Inquirers regarding licensing are not encouraged to apply for a license until they have reviewed Licensing Standards regarding the services they propose to offer and about licensing regulations governing the provision of those services.
Licensing Study for Child-Placing Agencies
The initial licensing study for child-placing agencies requires a review of office space and equipment, and emphasis is given to staffing, program policies, and organization. It is not always possible to measure these services until the agency has been in operation for a certain period of time.
Licensing Study for Residential Child Care
The initial licensing study for residential child care is more complex. The process from initial planning, fundraising, and staffing may take a year or longer. Occasionally, rules pertaining to the physical facilities site may require several on-site visits.
Licensing Standards for residential child-caring and child-placing agencies require the licensee to submit an application for re-licensure at least 60 days before expiration date of the current license. When a timely reapplication is submitted, the current license remains in effect until the state licensor issues or denies the request for re-licensure. Once the minimum requirements have been met, the license is issued.
The primary purpose of monitoring is to review areas previously noted as weak or deficient, to follow up on complaints, or to make routine checks of previously cited violations.
Review of Records
There are two types of files that facilities are required to maintain:
- Each personnel file must contain professional credentials, four letters of reference (one former employer and three personal), yearly performance evaluations, criminal background check, and MDCPS Central Registry check.
- Each resident file should contain a court order, placement agreement, educational records, treatment plan, current medical report, and individual service/case plan.
Consultation given by licensing staff falls into three categories:
- Methods for coming into compliance.
- Improvement of services above the required regulations.
- Assisting the licensee by making referrals to sources of information in other departments.
Negative Licensing Action
Negative licensing action will not come as a surprise to applicants or licensees, as they will be apprised of any and all action(s) that will be taken against them.

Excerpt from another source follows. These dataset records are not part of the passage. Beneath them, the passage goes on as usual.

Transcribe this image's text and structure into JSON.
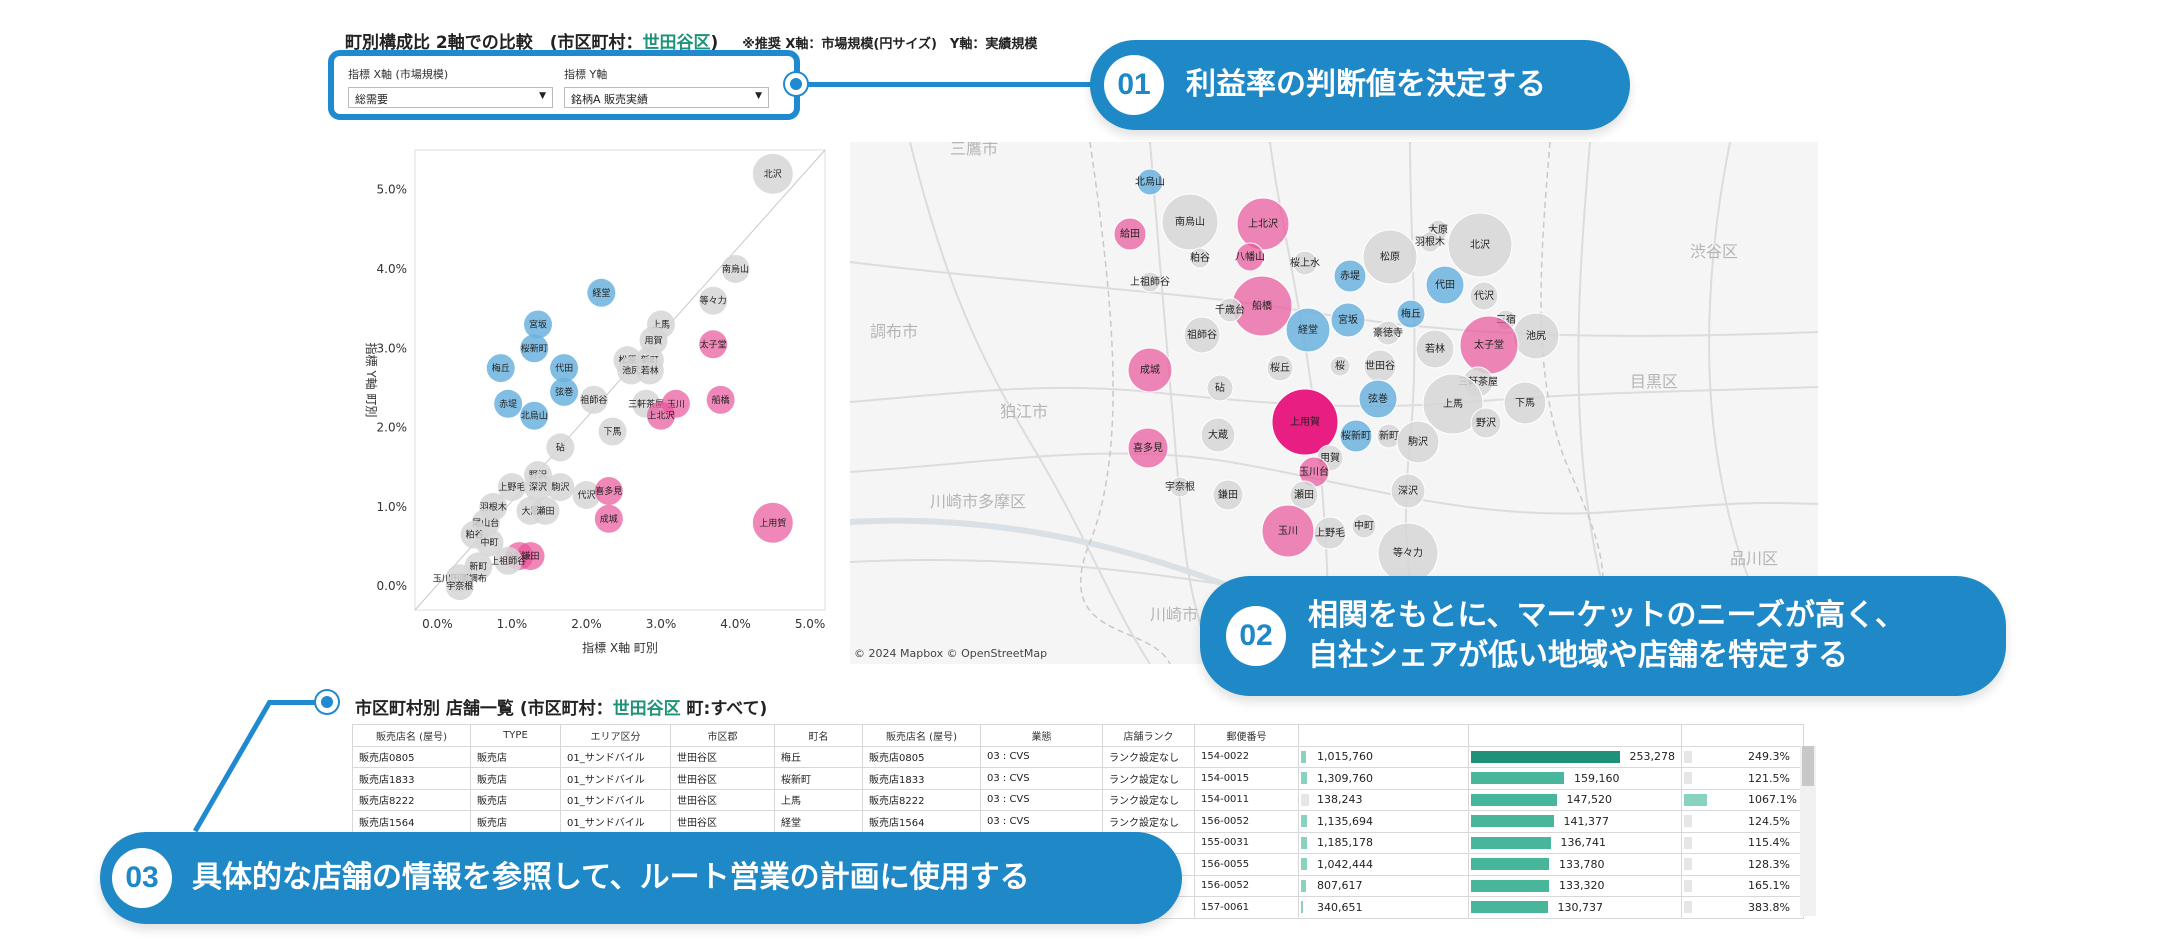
{
  "header": {
    "title_prefix": "町別構成比 2軸での比較　(市区町村：",
    "title_city": "世田谷区",
    "title_suffix": ")",
    "note": "※推奨 X軸：市場規模(円サイズ)　Y軸：実績規模"
  },
  "filters": {
    "x_label": "指標 X軸 (市場規模)",
    "x_value": "総需要",
    "y_label": "指標 Y軸",
    "y_value": "銘柄A 販売実績"
  },
  "callouts": [
    {
      "num": "01",
      "text": "利益率の判断値を決定する"
    },
    {
      "num": "02",
      "text": "相関をもとに、マーケットのニーズが高く、",
      "text2": "自社シェアが低い地域や店舗を特定する"
    },
    {
      "num": "03",
      "text": "具体的な店舗の情報を参照して、ルート営業の計画に使用する"
    }
  ],
  "colors": {
    "accent_blue": "#1f88c6",
    "green": "#1e9278",
    "pink": "#e8559a",
    "blue_dot": "#5aa9d6",
    "gray_dot": "#d4d4d4"
  },
  "chart_data": {
    "type": "scatter",
    "title": "",
    "xlabel": "指標 X軸 町別",
    "ylabel": "指標 Y軸 町別",
    "xlim": [
      -0.3,
      5.2
    ],
    "ylim": [
      -0.3,
      5.5
    ],
    "x_ticks": [
      "0.0%",
      "1.0%",
      "2.0%",
      "3.0%",
      "4.0%",
      "5.0%"
    ],
    "y_ticks": [
      "0.0%",
      "1.0%",
      "2.0%",
      "3.0%",
      "4.0%",
      "5.0%"
    ],
    "grid": false,
    "diagonal_reference_line": true,
    "points": [
      {
        "name": "北沢",
        "x": 4.5,
        "y": 5.2,
        "group": "gray"
      },
      {
        "name": "南烏山",
        "x": 4.0,
        "y": 4.0,
        "group": "gray"
      },
      {
        "name": "等々力",
        "x": 3.7,
        "y": 3.6,
        "group": "gray"
      },
      {
        "name": "経堂",
        "x": 2.2,
        "y": 3.7,
        "group": "blue"
      },
      {
        "name": "太子堂",
        "x": 3.7,
        "y": 3.05,
        "group": "pink"
      },
      {
        "name": "上馬",
        "x": 3.0,
        "y": 3.3,
        "group": "gray"
      },
      {
        "name": "用賀",
        "x": 2.9,
        "y": 3.1,
        "group": "gray"
      },
      {
        "name": "宮坂",
        "x": 1.35,
        "y": 3.3,
        "group": "blue"
      },
      {
        "name": "桜新町",
        "x": 1.3,
        "y": 3.0,
        "group": "blue"
      },
      {
        "name": "梅丘",
        "x": 0.85,
        "y": 2.75,
        "group": "blue"
      },
      {
        "name": "代田",
        "x": 1.7,
        "y": 2.75,
        "group": "blue"
      },
      {
        "name": "松原",
        "x": 2.55,
        "y": 2.85,
        "group": "gray"
      },
      {
        "name": "新町",
        "x": 2.85,
        "y": 2.85,
        "group": "gray"
      },
      {
        "name": "池尻",
        "x": 2.6,
        "y": 2.72,
        "group": "gray"
      },
      {
        "name": "若林",
        "x": 2.85,
        "y": 2.72,
        "group": "gray"
      },
      {
        "name": "弦巻",
        "x": 1.7,
        "y": 2.45,
        "group": "blue"
      },
      {
        "name": "赤堤",
        "x": 0.95,
        "y": 2.3,
        "group": "blue"
      },
      {
        "name": "祖師谷",
        "x": 2.1,
        "y": 2.35,
        "group": "gray"
      },
      {
        "name": "北烏山",
        "x": 1.3,
        "y": 2.15,
        "group": "blue"
      },
      {
        "name": "三軒茶屋",
        "x": 2.8,
        "y": 2.3,
        "group": "gray"
      },
      {
        "name": "玉川",
        "x": 3.2,
        "y": 2.3,
        "group": "pink"
      },
      {
        "name": "上北沢",
        "x": 3.0,
        "y": 2.15,
        "group": "pink"
      },
      {
        "name": "船橋",
        "x": 3.8,
        "y": 2.35,
        "group": "pink"
      },
      {
        "name": "下馬",
        "x": 2.35,
        "y": 1.95,
        "group": "gray"
      },
      {
        "name": "砧",
        "x": 1.65,
        "y": 1.75,
        "group": "gray"
      },
      {
        "name": "野沢",
        "x": 1.35,
        "y": 1.4,
        "group": "gray"
      },
      {
        "name": "上野毛",
        "x": 1.0,
        "y": 1.25,
        "group": "gray"
      },
      {
        "name": "深沢",
        "x": 1.35,
        "y": 1.25,
        "group": "gray"
      },
      {
        "name": "駒沢",
        "x": 1.65,
        "y": 1.25,
        "group": "gray"
      },
      {
        "name": "代沢",
        "x": 2.0,
        "y": 1.15,
        "group": "gray"
      },
      {
        "name": "喜多見",
        "x": 2.3,
        "y": 1.2,
        "group": "pink"
      },
      {
        "name": "羽根木",
        "x": 0.75,
        "y": 1.0,
        "group": "gray"
      },
      {
        "name": "大原",
        "x": 1.25,
        "y": 0.95,
        "group": "gray"
      },
      {
        "name": "瀬田",
        "x": 1.45,
        "y": 0.95,
        "group": "gray"
      },
      {
        "name": "成城",
        "x": 2.3,
        "y": 0.85,
        "group": "pink"
      },
      {
        "name": "上用賀",
        "x": 4.5,
        "y": 0.8,
        "group": "pink"
      },
      {
        "name": "尾山台",
        "x": 0.65,
        "y": 0.8,
        "group": "gray"
      },
      {
        "name": "粕谷",
        "x": 0.5,
        "y": 0.65,
        "group": "gray"
      },
      {
        "name": "中町",
        "x": 0.7,
        "y": 0.55,
        "group": "gray"
      },
      {
        "name": "八幡山",
        "x": 1.1,
        "y": 0.38,
        "group": "pink"
      },
      {
        "name": "鎌田",
        "x": 1.25,
        "y": 0.38,
        "group": "pink"
      },
      {
        "name": "上祖師谷",
        "x": 0.95,
        "y": 0.32,
        "group": "gray"
      },
      {
        "name": "新町",
        "x": 0.55,
        "y": 0.25,
        "group": "gray"
      },
      {
        "name": "玉川田園調布",
        "x": 0.3,
        "y": 0.1,
        "group": "gray"
      },
      {
        "name": "宇奈根",
        "x": 0.3,
        "y": 0.0,
        "group": "gray"
      }
    ]
  },
  "map": {
    "attribution": "© 2024 Mapbox © OpenStreetMap",
    "places": [
      "調布市",
      "狛江市",
      "川崎市多摩区",
      "目黒区",
      "渋谷区",
      "品川区",
      "三鷹市",
      "川崎市"
    ],
    "bubbles": [
      {
        "name": "北烏山",
        "color": "blue"
      },
      {
        "name": "南烏山",
        "color": "gray"
      },
      {
        "name": "上北沢",
        "color": "pink"
      },
      {
        "name": "八幡山",
        "color": "pink"
      },
      {
        "name": "給田",
        "color": "pink"
      },
      {
        "name": "粕谷",
        "color": "gray"
      },
      {
        "name": "桜上水",
        "color": "gray"
      },
      {
        "name": "松原",
        "color": "gray"
      },
      {
        "name": "大原",
        "color": "gray"
      },
      {
        "name": "羽根木",
        "color": "gray"
      },
      {
        "name": "北沢",
        "color": "gray"
      },
      {
        "name": "上祖師谷",
        "color": "gray"
      },
      {
        "name": "船橋",
        "color": "pink"
      },
      {
        "name": "赤堤",
        "color": "blue"
      },
      {
        "name": "代田",
        "color": "blue"
      },
      {
        "name": "代沢",
        "color": "gray"
      },
      {
        "name": "千歳台",
        "color": "gray"
      },
      {
        "name": "経堂",
        "color": "blue"
      },
      {
        "name": "宮坂",
        "color": "blue"
      },
      {
        "name": "梅丘",
        "color": "blue"
      },
      {
        "name": "豪徳寺",
        "color": "gray"
      },
      {
        "name": "三宿",
        "color": "gray"
      },
      {
        "name": "池尻",
        "color": "gray"
      },
      {
        "name": "祖師谷",
        "color": "gray"
      },
      {
        "name": "若林",
        "color": "gray"
      },
      {
        "name": "太子堂",
        "color": "pink"
      },
      {
        "name": "成城",
        "color": "pink"
      },
      {
        "name": "桜丘",
        "color": "gray"
      },
      {
        "name": "桜",
        "color": "gray"
      },
      {
        "name": "世田谷",
        "color": "gray"
      },
      {
        "name": "三軒茶屋",
        "color": "gray"
      },
      {
        "name": "砧",
        "color": "gray"
      },
      {
        "name": "弦巻",
        "color": "blue"
      },
      {
        "name": "上馬",
        "color": "gray"
      },
      {
        "name": "下馬",
        "color": "gray"
      },
      {
        "name": "野沢",
        "color": "gray"
      },
      {
        "name": "上用賀",
        "color": "pink-strong"
      },
      {
        "name": "大蔵",
        "color": "gray"
      },
      {
        "name": "喜多見",
        "color": "pink"
      },
      {
        "name": "桜新町",
        "color": "blue"
      },
      {
        "name": "新町",
        "color": "gray"
      },
      {
        "name": "駒沢",
        "color": "gray"
      },
      {
        "name": "用賀",
        "color": "gray"
      },
      {
        "name": "玉川台",
        "color": "pink"
      },
      {
        "name": "宇奈根",
        "color": "gray"
      },
      {
        "name": "鎌田",
        "color": "gray"
      },
      {
        "name": "瀬田",
        "color": "gray"
      },
      {
        "name": "深沢",
        "color": "gray"
      },
      {
        "name": "玉川",
        "color": "pink"
      },
      {
        "name": "上野毛",
        "color": "gray"
      },
      {
        "name": "中町",
        "color": "gray"
      },
      {
        "name": "等々力",
        "color": "gray"
      }
    ]
  },
  "table": {
    "title_prefix": "市区町村別 店舗一覧 (市区町村：",
    "title_city": "世田谷区",
    "title_suffix": " 町:すべて)",
    "headers": [
      "販売店名 (屋号)",
      "TYPE",
      "エリア区分",
      "市区郡",
      "町名",
      "販売店名 (屋号)",
      "業態",
      "店舗ランク",
      "郵便番号",
      "",
      "",
      ""
    ],
    "rows": [
      {
        "store": "販売店0805",
        "type": "販売店",
        "area": "01_サンドバイル",
        "city": "世田谷区",
        "town": "梅丘",
        "store2": "販売店0805",
        "biz": "03 : CVS",
        "rank": "ランク設定なし",
        "zip": "154-0022",
        "v1": "1,015,760",
        "v1f": 0.03,
        "v2": "253,278",
        "v2f": 0.99,
        "v2top": true,
        "pct": "249.3%",
        "pctf": 0.0
      },
      {
        "store": "販売店1833",
        "type": "販売店",
        "area": "01_サンドバイル",
        "city": "世田谷区",
        "town": "桜新町",
        "store2": "販売店1833",
        "biz": "03 : CVS",
        "rank": "ランク設定なし",
        "zip": "154-0015",
        "v1": "1,309,760",
        "v1f": 0.04,
        "v2": "159,160",
        "v2f": 0.62,
        "v2top": false,
        "pct": "121.5%",
        "pctf": 0.0
      },
      {
        "store": "販売店8222",
        "type": "販売店",
        "area": "01_サンドバイル",
        "city": "世田谷区",
        "town": "上馬",
        "store2": "販売店8222",
        "biz": "03 : CVS",
        "rank": "ランク設定なし",
        "zip": "154-0011",
        "v1": "138,243",
        "v1f": 0.0,
        "v2": "147,520",
        "v2f": 0.57,
        "v2top": false,
        "pct": "1067.1%",
        "pctf": 0.15
      },
      {
        "store": "販売店1564",
        "type": "販売店",
        "area": "01_サンドバイル",
        "city": "世田谷区",
        "town": "経堂",
        "store2": "販売店1564",
        "biz": "03 : CVS",
        "rank": "ランク設定なし",
        "zip": "156-0052",
        "v1": "1,135,694",
        "v1f": 0.04,
        "v2": "141,377",
        "v2f": 0.55,
        "v2top": false,
        "pct": "124.5%",
        "pctf": 0.0
      },
      {
        "store": "",
        "type": "",
        "area": "",
        "city": "",
        "town": "",
        "store2": "",
        "biz": "",
        "rank": "",
        "zip": "155-0031",
        "v1": "1,185,178",
        "v1f": 0.04,
        "v2": "136,741",
        "v2f": 0.53,
        "v2top": false,
        "pct": "115.4%",
        "pctf": 0.0
      },
      {
        "store": "",
        "type": "",
        "area": "",
        "city": "",
        "town": "",
        "store2": "",
        "biz": "",
        "rank": "",
        "zip": "156-0055",
        "v1": "1,042,444",
        "v1f": 0.04,
        "v2": "133,780",
        "v2f": 0.52,
        "v2top": false,
        "pct": "128.3%",
        "pctf": 0.0
      },
      {
        "store": "",
        "type": "",
        "area": "",
        "city": "",
        "town": "",
        "store2": "",
        "biz": "",
        "rank": "",
        "zip": "156-0052",
        "v1": "807,617",
        "v1f": 0.03,
        "v2": "133,320",
        "v2f": 0.52,
        "v2top": false,
        "pct": "165.1%",
        "pctf": 0.0
      },
      {
        "store": "",
        "type": "",
        "area": "",
        "city": "",
        "town": "",
        "store2": "",
        "biz": "",
        "rank": "",
        "zip": "157-0061",
        "v1": "340,651",
        "v1f": 0.01,
        "v2": "130,737",
        "v2f": 0.51,
        "v2top": false,
        "pct": "383.8%",
        "pctf": 0.0
      }
    ]
  }
}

The licensing staff is responsible for determining the reasons and merits for any request for a waiver, alternative ways to comply, and, more importantly, potential adverse effects on children.
Types of Services
There are currently three types of services under licensure:
- Emergency shelter (short-term, full-time care for children over 30-45 days).
- Long-term residential care for children requiring more intensive services by professional staff.
- Residential care for children who are not able to return home to their families.
Every person/organization whose activities are regulated through licensing requirements has the right to a notice of the requirements, noncompliance, information for correcting areas of noncompliance, and a reasonable time frame for coming into compliance. Each agency/person has the right to a fair hearing.
Licensing requirements will be enforced equally for all MDCPS-licensed agencies.
The Child Residential Home Notification Act/Registration of Unlicensed Residential Homes
Unlicensed residential facilities are required to submit a monthly report to the Mississippi State Department of Health, Division of Child Care Facilities Licensure.